In der Welt der Diplomatie ist eine Provokation darüber hinaus ein starkes Signal.
Der Besuch von Nancy Pelosi auf Taiwan war z.B. eine gewollte Provokation. Ein Fingerzeig (Mittelfinger) in Richtung China, der die Ein China Politik zwar nicht offiziell in Frage stellt, aber auf Empfindlichkeiten Chinas ganz bewußt keine Rücksicht nimmt.
Bei solchen Aktionen ist die Frage, warum die USA das machen angebracht. Denn zuallererst ist es eine Handlung der USA, bzw. eine Handlung einer ranghohen Politikerin der USA.

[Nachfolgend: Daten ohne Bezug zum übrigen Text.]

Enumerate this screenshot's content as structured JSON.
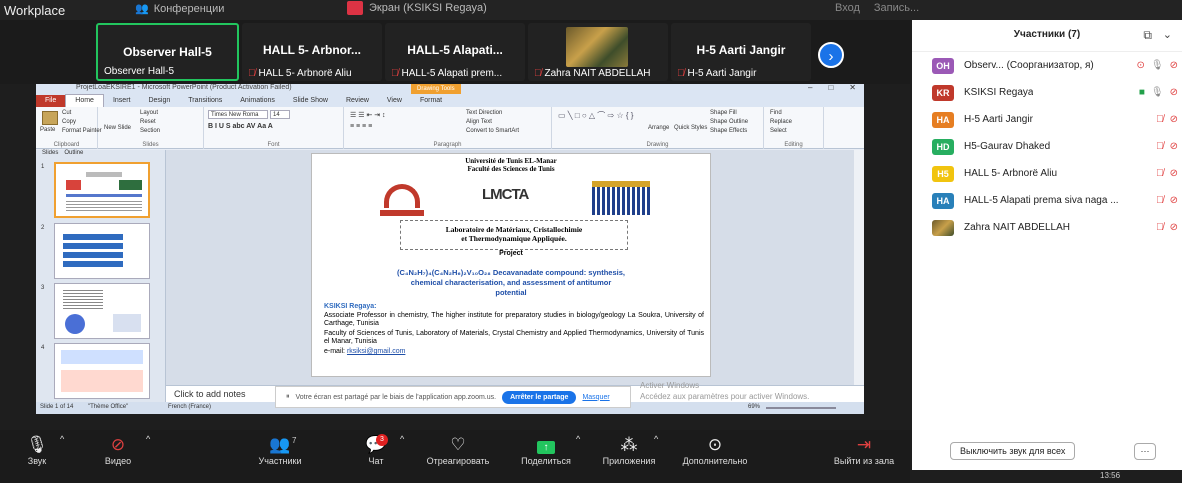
{
  "topbar": {
    "workspace": "Workplace",
    "conference_label": "Конференции",
    "share_label": "Экран (KSIKSI Regaya)",
    "right_items": [
      "Вход",
      "Запись..."
    ]
  },
  "strip": {
    "tiles": [
      {
        "big": "Observer  Hall-5",
        "small": "Observer  Hall-5",
        "muted": false
      },
      {
        "big": "HALL 5- Arbnor...",
        "small": "HALL 5- Arbnorë Aliu",
        "muted": true
      },
      {
        "big": "HALL-5 Alapati...",
        "small": "HALL-5 Alapati prem...",
        "muted": true
      },
      {
        "big": "",
        "small": "Zahra NAIT ABDELLAH",
        "muted": true
      },
      {
        "big": "H-5 Aarti Jangir",
        "small": "H-5 Aarti Jangir",
        "muted": true
      }
    ],
    "next_icon": "›"
  },
  "ppt": {
    "title": "ProjetLoaEKSIRE1 - Microsoft PowerPoint (Product Activation Failed)",
    "context_tab": "Drawing Tools",
    "tabs": [
      "File",
      "Home",
      "Insert",
      "Design",
      "Transitions",
      "Animations",
      "Slide Show",
      "Review",
      "View",
      "Format"
    ],
    "ribbon": {
      "clipboard": "Clipboard",
      "paste": "Paste",
      "cut": "Cut",
      "copy": "Copy",
      "format_painter": "Format Painter",
      "slides_group": "Slides",
      "new_slide": "New Slide",
      "layout": "Layout",
      "reset": "Reset",
      "section": "Section",
      "font_group": "Font",
      "font_name": "Times New Roma",
      "font_size": "14",
      "paragraph_group": "Paragraph",
      "text_direction": "Text Direction",
      "align_text": "Align Text",
      "convert_smartart": "Convert to SmartArt",
      "drawing_group": "Drawing",
      "arrange": "Arrange",
      "quick_styles": "Quick Styles",
      "shape_fill": "Shape Fill",
      "shape_outline": "Shape Outline",
      "shape_effects": "Shape Effects",
      "editing_group": "Editing",
      "find": "Find",
      "replace": "Replace",
      "select": "Select"
    },
    "pane_tabs": [
      "Slides",
      "Outline"
    ],
    "thumb_numbers": [
      "1",
      "2",
      "3",
      "4"
    ],
    "notes_placeholder": "Click to add notes",
    "status": {
      "slide": "Slide 1 of 14",
      "theme": "\"Thème Office\"",
      "lang": "French (France)",
      "zoom": "69%"
    }
  },
  "slide": {
    "university": "Université de Tunis EL-Manar",
    "faculty": "Faculté des Sciences de Tunis",
    "lab_logo": "LMCTA",
    "lab_name_1": "Laboratoire de Matériaux, Cristallochimie",
    "lab_name_2": "et Thermodynamique Appliquée.",
    "project": "Project",
    "title_1": "(C₄N₂H₇)₄(C₄N₂H₆)₂V₁₀O₂₈ Decavanadate compound: synthesis,",
    "title_2": "chemical characterisation, and assessment of antitumor",
    "title_3": "potential",
    "author": "KSIKSI Regaya:",
    "line1": "Associate Professor in chemistry, The higher institute for preparatory studies in biology/geology La Soukra, University of Carthage, Tunisia",
    "line2": "Faculty of Sciences of Tunis, Laboratory of Materials, Crystal Chemistry and Applied Thermodynamics, University of Tunis el Manar, Tunisia",
    "email_label": "e-mail:",
    "email": "rksiksi@gmail.com"
  },
  "share_note": {
    "text": "Votre écran est partagé par le biais de l'application app.zoom.us.",
    "stop": "Arrêter le partage",
    "mask": "Masquer"
  },
  "windows_activation": {
    "line1": "Activer Windows",
    "line2": "Accédez aux paramètres pour activer Windows."
  },
  "toolbar": {
    "audio": "Звук",
    "video": "Видео",
    "participants": "Участники",
    "participants_count": "7",
    "chat": "Чат",
    "chat_badge": "3",
    "react": "Отреагировать",
    "share": "Поделиться",
    "apps": "Приложения",
    "more": "Дополнительно",
    "leave": "Выйти из зала"
  },
  "panel": {
    "title": "Участники (7)",
    "participants": [
      {
        "initials": "OH",
        "color": "#9b59b6",
        "name": "Observ...  (Соорганизатор, я)",
        "mic": "on",
        "video": "off",
        "rec": true
      },
      {
        "initials": "KR",
        "color": "#c0392b",
        "name": "KSIKSI Regaya",
        "mic": "on",
        "video": "on",
        "rec": false
      },
      {
        "initials": "HA",
        "color": "#e67e22",
        "name": "H-5 Aarti Jangir",
        "mic": "off",
        "video": "off",
        "rec": false
      },
      {
        "initials": "HD",
        "color": "#27ae60",
        "name": "H5-Gaurav Dhaked",
        "mic": "off",
        "video": "off",
        "rec": false
      },
      {
        "initials": "H5",
        "color": "#f1c40f",
        "name": "HALL 5- Arbnorë Aliu",
        "mic": "off",
        "video": "off",
        "rec": false
      },
      {
        "initials": "HA",
        "color": "#2980b9",
        "name": "HALL-5 Alapati prema siva naga ...",
        "mic": "off",
        "video": "off",
        "rec": false
      },
      {
        "initials": "",
        "color": "#8a6d3b",
        "name": "Zahra NAIT ABDELLAH",
        "mic": "off",
        "video": "off",
        "rec": false
      }
    ],
    "mute_all": "Выключить звук для всех",
    "more": "···"
  },
  "clock": "13:56"
}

Wer sich der "Frage" widmet, ob die USA das Recht dazu haben, hat das entscheidende Moment verpasst. Genau genommen ist das ja auch keine Frage, sondern das entschiedene Pochen darauf, dass man sich das natürlich herausnehmen kann. Kurz: man ergreift Partei, weiß aber eigentlich gar nicht wofür. Das bekommt man heraus, wenn man sich fragt, warum die USA so verfahren.
Eine andere Provokation war die dummdreiste Antwort von Stoltenberg, die NATO würde auch künftig "eine Politik der offenen Tür" verfolgen. Da kam es dem Mann schon auch darauf an, möglichst arrogant und herablassend und in der Sache falsch (die NATO hat nie eine Politik der offenen Tür verfolgt) Russland Bescheid zu geben, dass das Anliegen nicht einmal einer ernsthaften Befassung wert sei.

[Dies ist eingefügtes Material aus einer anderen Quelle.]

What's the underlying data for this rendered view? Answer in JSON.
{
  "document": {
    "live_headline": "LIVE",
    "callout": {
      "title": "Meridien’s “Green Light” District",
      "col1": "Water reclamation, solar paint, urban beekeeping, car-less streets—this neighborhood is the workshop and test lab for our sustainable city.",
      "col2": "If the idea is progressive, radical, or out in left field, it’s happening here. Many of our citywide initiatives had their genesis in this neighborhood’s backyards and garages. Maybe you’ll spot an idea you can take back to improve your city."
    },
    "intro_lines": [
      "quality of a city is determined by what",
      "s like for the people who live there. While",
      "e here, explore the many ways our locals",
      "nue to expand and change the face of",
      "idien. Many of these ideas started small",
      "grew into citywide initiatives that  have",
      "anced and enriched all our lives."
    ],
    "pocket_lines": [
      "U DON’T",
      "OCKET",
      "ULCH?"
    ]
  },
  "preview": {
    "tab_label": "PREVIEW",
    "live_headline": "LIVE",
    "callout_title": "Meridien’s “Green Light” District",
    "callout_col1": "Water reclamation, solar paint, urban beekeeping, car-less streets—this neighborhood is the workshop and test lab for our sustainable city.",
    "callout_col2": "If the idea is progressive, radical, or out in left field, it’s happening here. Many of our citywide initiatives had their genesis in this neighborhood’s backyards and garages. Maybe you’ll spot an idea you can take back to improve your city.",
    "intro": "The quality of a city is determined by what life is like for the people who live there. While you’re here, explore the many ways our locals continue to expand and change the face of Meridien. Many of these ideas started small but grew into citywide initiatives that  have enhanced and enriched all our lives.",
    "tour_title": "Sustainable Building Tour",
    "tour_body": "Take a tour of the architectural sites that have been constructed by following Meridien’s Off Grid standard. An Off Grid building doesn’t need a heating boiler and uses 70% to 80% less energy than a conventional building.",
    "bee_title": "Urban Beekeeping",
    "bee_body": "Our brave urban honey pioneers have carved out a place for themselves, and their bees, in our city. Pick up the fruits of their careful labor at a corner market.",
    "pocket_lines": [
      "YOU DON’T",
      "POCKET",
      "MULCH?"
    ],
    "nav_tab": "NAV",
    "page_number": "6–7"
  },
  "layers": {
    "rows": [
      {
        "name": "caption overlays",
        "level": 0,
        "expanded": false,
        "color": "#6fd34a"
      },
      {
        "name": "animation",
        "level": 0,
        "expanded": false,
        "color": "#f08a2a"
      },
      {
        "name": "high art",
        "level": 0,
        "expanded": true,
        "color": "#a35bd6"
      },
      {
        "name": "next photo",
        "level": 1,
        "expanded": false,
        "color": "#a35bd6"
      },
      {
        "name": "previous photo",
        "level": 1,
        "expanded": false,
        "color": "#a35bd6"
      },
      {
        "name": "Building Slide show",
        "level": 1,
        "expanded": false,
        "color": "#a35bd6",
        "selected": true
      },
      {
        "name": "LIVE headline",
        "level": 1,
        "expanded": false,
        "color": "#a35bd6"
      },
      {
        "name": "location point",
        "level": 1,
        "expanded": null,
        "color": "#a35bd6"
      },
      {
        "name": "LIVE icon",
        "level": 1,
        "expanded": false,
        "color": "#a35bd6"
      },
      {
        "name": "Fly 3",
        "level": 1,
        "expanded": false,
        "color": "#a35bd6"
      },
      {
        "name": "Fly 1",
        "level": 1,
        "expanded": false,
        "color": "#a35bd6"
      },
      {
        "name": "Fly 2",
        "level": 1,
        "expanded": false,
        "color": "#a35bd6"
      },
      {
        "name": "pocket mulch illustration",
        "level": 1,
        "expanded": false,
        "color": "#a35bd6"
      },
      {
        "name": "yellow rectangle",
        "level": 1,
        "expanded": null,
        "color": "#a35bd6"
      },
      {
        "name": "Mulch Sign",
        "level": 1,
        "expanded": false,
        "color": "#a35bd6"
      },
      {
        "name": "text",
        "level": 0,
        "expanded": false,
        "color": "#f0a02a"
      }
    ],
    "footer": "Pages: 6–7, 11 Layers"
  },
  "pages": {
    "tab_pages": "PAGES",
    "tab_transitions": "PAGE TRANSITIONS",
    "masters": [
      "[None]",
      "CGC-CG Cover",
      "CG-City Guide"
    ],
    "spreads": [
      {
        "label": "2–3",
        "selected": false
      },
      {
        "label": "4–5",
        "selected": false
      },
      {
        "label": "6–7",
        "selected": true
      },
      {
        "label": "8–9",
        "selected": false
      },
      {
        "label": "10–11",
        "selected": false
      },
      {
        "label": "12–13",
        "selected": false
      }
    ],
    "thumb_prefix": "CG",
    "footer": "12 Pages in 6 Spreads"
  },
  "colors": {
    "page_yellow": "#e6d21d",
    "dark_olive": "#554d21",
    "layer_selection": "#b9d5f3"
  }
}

In der Welt der Diplomatie ist das eine sehr ernste Angelegenheit, wenn man einem anderen Staat derart den Respekt verweigert.
Der Sache nach, war das nicht nur eine komplette Absage an Russlands Sicherheitsinteressen, sondern auch die Ankündigung, Russland gar nicht erst ernst zu nehmen, also die Aufkündigung des normalen Umgangs. Die bewusst schnoddrige Art ist hier das diplomatische Signal. Und auch in Moskau verstanden worden. In der Welt der Diplomatie ist das eine Feindschaftserklärung.

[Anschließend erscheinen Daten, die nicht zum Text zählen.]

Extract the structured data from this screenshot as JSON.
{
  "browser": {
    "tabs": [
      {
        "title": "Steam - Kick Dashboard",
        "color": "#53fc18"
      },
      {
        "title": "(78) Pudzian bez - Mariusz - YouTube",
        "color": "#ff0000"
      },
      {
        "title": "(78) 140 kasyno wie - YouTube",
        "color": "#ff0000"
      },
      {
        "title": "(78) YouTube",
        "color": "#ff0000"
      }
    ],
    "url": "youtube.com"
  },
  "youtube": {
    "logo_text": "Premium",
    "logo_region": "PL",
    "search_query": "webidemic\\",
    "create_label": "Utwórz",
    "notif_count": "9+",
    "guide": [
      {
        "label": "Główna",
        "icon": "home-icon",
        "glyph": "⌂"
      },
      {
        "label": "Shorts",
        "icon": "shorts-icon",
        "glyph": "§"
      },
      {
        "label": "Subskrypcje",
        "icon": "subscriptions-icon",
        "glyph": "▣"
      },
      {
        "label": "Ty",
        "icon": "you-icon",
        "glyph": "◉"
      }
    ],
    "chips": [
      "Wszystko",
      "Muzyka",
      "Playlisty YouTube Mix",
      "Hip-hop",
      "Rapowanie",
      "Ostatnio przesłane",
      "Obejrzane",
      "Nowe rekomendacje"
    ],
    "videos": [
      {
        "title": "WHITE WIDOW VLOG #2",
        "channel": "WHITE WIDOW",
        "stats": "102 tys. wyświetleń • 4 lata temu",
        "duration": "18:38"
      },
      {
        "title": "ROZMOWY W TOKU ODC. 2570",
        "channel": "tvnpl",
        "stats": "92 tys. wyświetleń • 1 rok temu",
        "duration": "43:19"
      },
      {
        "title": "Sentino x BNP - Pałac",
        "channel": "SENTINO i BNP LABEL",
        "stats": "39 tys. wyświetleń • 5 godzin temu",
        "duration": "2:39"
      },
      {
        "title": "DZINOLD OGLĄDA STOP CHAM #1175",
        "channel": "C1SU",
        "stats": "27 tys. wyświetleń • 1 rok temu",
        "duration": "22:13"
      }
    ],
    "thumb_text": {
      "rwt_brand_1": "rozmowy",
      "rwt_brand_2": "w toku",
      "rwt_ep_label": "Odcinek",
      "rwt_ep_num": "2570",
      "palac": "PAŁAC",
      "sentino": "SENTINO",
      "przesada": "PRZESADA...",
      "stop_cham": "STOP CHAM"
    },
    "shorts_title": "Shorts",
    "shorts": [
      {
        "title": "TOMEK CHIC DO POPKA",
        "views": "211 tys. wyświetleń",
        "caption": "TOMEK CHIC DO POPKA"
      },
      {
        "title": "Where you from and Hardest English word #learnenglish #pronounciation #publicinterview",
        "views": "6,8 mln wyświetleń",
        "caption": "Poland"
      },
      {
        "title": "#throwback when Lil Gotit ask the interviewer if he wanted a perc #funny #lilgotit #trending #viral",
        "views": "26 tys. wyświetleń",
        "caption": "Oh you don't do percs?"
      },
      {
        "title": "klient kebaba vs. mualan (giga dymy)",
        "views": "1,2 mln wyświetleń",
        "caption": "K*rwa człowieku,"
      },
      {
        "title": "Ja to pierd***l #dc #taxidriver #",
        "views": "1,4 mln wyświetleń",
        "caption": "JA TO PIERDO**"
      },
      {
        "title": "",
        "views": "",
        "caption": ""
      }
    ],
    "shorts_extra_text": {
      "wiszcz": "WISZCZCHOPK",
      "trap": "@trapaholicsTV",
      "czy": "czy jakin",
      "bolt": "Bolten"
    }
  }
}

Eine Bedrohung ist das insofern, als dass der Stand der Beziehung eben auf ein Niveau von Feindschaft herabgestuft wird. Vergleichbar mit dem "unfreundlichen Ausland" als Kategorie.
Noch keine Kriegserklärung, aber auch nicht weit entfernt davon.
Insofern ist die Idee von Sachs, Russland hätte andere Möglichkeiten gehabt angesichts des diplomatischen Umgangs unrealistisch.